Well, I am officially giving up until by chance I either find another one or schematics. I found that yes, I can get a decent display but when you lock it there, the counter reads garbage. Hitting autoset, though there is no display, the counter reads the correct frequency. I know there could be separate problems, could all be just calibration, but I think by playing with it more I am just optimizing around the base problem.
As far as calibration, you need very specialized signal normalizers; time markers and levelers; and a host of other equipment that I doubt even Tektronix has at this late date. I was able to locate the calibration software and believe it or not, the proper rs232 cable. I'm able to run tests, load and save the calibration, etc. I tried loading the default factory calibration data but other than changing some measurements, it had no impact on the base triggering (or whatever) problem.

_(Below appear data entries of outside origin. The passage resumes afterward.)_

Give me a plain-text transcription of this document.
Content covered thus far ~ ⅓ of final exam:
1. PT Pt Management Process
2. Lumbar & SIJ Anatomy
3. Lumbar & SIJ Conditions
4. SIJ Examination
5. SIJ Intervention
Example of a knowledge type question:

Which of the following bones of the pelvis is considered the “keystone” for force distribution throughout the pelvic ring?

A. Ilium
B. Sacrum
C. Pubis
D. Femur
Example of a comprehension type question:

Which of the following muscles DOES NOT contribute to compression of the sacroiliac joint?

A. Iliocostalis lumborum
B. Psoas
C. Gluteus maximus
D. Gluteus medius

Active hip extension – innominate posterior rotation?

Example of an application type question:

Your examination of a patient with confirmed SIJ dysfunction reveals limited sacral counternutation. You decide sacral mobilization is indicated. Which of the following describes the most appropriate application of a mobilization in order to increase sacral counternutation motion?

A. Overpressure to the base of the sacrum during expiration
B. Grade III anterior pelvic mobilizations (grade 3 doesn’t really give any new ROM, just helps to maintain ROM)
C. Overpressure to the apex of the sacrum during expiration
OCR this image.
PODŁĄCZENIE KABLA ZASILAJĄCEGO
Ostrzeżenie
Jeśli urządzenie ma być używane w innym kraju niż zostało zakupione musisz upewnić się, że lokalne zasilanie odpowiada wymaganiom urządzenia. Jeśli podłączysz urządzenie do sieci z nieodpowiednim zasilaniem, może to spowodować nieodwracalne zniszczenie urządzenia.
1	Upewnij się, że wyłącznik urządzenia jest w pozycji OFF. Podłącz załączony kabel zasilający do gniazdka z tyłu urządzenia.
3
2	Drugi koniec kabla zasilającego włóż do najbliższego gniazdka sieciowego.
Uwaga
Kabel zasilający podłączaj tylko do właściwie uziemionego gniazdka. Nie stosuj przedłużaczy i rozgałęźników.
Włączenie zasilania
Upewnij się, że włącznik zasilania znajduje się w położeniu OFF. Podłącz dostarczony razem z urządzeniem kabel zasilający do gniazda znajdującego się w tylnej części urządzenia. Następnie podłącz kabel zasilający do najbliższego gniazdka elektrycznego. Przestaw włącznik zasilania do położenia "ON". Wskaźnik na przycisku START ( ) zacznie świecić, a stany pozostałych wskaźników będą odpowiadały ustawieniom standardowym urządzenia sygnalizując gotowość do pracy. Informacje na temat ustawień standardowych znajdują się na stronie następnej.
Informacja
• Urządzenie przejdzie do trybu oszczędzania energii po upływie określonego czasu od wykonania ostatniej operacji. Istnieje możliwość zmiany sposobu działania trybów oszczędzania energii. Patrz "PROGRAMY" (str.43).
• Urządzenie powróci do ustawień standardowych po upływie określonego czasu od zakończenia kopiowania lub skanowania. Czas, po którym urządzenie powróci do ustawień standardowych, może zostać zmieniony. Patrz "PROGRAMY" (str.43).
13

I'm going to keep an eye out for another one and use the amps in my DSA602 as planned. It's too bad as I think these were pretty capable lab-grade bench scopes in their prime.
Thanks for all the pointers along the way. By the way, I was thinking about posting some pictures from my DSA602 if anyone is interested. If you don't know, that machine takes the same vertical amps. The 602 is an interesting scope. It seems to have pretty high precision capabilities for its age, lots of match functions including convolution, FFT functions with the inverse, filtering, etc.